Friday, February 7, 2014

Requirements

The Wheel of Time turns, and Ages come and pass, leaving memories that become legend. Legend fades to myth, and even myth is long forgotten when I have time to work in peerbackup again.


Enough said.


Let's suppose that a software capable of backing your documents up in a distributed and encrypted manner existed. What would be the requirements for such a program?

Backups and snapshots
You want your data copied. And you want to be able to return to any point in the past. You should be presented with a list of changes made through time and be able to chose any point in that history. Either at the whole of your data, a branch in your directory tree or a file.
If your whole disk crashes you want to recover all the data and the history of changes.
You must be able to restore data in an alternative location so you won't overwrite existing versions.
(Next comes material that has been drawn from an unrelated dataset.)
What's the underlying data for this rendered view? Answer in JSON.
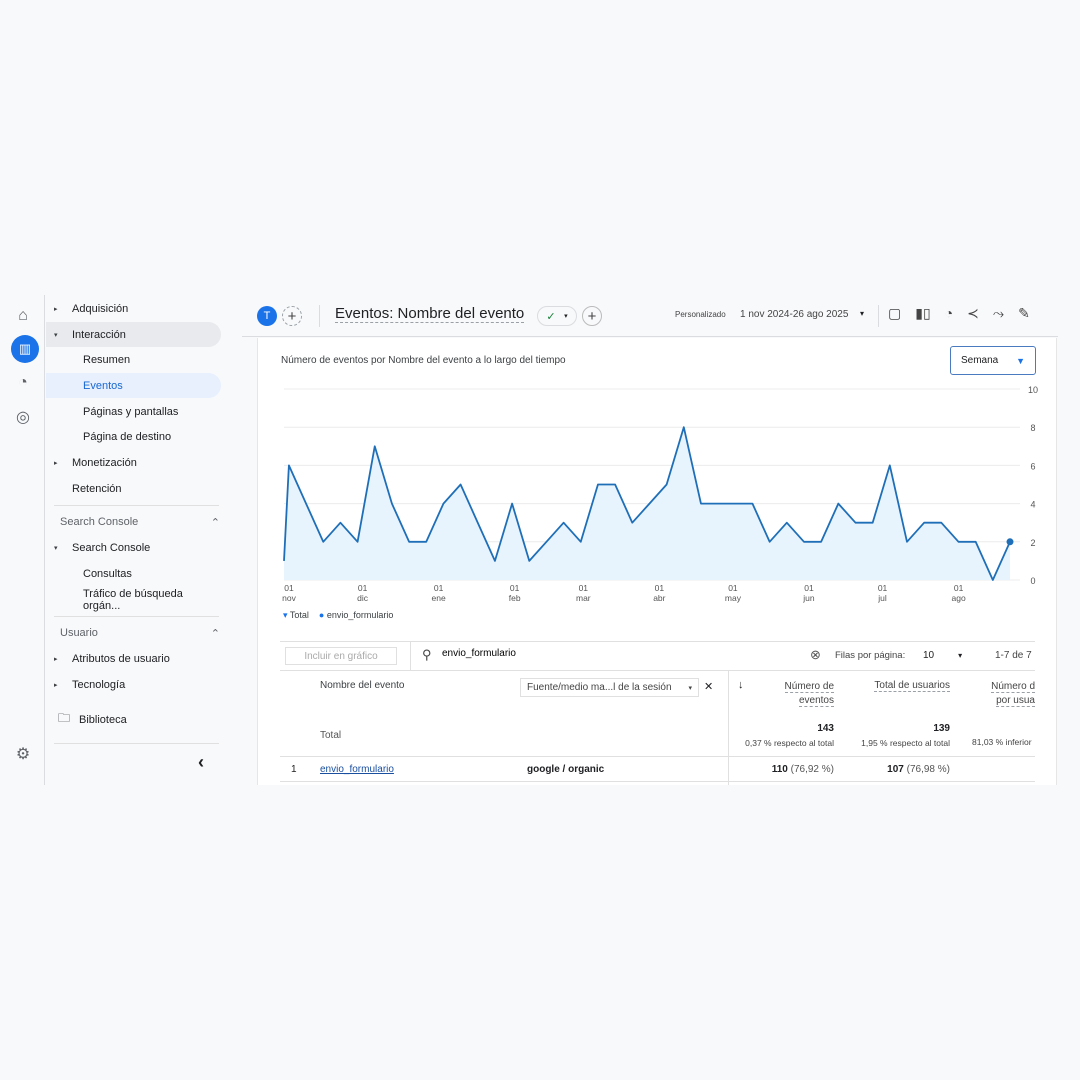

Peer to peer and encryption
Data and metadata must be encrypted, accesible only to the person who owns it. It must be distributed in order to achieve greater protection against hardware failures, just like RAID does.
Also, you want to chose your peers. You want to trust only in people you really trust. Not because they would try to access your data (remember it's encrypted), but because you can phone them if their node is down. Also, you want to benefit from deduplication.
You could create one group with your family (lots of photographs would benefit from deduplication) and join a different one with your friends. Every group can define a salt phrase and every directory can be assigned to a group. 
You must be able to add people to a group in a similar way to bittorrent sync.

Interface and communication
The program must run as a daemon in order to maintain communication with other nodes, and must be able to communicate with different interfaces. Via web, command line or a native program. A simple protocol must be defined and used.

At least now I know what I want to create. Following posts would describe in greater detail every topic of this post. No coding until key requirements are set.